One Response to “Through him, She…”

  1. Dhrishti says:

    I think it’s misleading when folks use the “Through Him, I…” option. Truly, I think there’s very little difference between that and the “Through him, She…” choice, but the first one (to me) indicates that the “instrument” is more aware than is usually the case. Like the flute being aware of Krishna’s breath moving through it and thereby permitting or enabling it to produce pleasing sound. That’s probably a pretty highly evolved flute, no? I’m going to generalize a bit, but in my experience it seems like the traditions that are most inclined toward option one are the least inclined to go within to experience that connected-ness.

    On the other hand, the second option (Through him, She…) doesn’t require that at all. In fact, it’s not even like “the other side of the coin,” it’s more like a totally different coin altogether and requires nothing more than an audience. In the first, the flute has to be consciously developed / evolved enough to be aware in a very first-hand manner of the breath flowing through it. But in the second, all that’s needed are listeners.
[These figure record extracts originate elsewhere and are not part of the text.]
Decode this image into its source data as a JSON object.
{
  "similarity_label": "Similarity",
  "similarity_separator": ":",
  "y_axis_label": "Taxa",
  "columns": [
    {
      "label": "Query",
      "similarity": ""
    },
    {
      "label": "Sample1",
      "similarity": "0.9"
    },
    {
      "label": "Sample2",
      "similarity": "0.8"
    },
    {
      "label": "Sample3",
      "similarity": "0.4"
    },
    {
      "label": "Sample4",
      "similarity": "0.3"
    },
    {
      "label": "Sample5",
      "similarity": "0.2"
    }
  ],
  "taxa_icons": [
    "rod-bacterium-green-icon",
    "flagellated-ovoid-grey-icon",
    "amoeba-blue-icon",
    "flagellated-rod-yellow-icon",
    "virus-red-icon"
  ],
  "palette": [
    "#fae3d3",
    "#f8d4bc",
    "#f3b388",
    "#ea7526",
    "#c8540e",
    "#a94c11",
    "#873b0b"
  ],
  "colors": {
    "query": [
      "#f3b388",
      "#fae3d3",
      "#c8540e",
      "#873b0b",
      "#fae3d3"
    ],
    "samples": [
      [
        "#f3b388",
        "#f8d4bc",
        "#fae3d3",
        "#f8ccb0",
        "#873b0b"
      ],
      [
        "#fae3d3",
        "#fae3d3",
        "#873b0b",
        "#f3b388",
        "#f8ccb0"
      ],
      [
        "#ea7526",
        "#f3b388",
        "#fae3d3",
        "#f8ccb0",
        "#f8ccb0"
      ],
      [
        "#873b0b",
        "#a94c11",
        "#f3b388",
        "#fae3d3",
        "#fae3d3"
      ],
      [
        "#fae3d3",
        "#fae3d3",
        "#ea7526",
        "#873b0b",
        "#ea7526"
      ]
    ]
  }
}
A flute can make all kinds of sound, but if the listeners don’t experience “Him” through that sound, then it’s unlikely any listener is going to say, “through him, She…” – or in the case of Krishna, “through him, He…”

    For me, “through him, She…” is a greater thing because I can tell you all day long about my personal relationship with, say, Jesus, or I can tell you all day long about how I just KNOW the breath of Krishna flows through me, His flute – but if there’s no proof from where you are (the place of the listener) then it may well be just all in my head.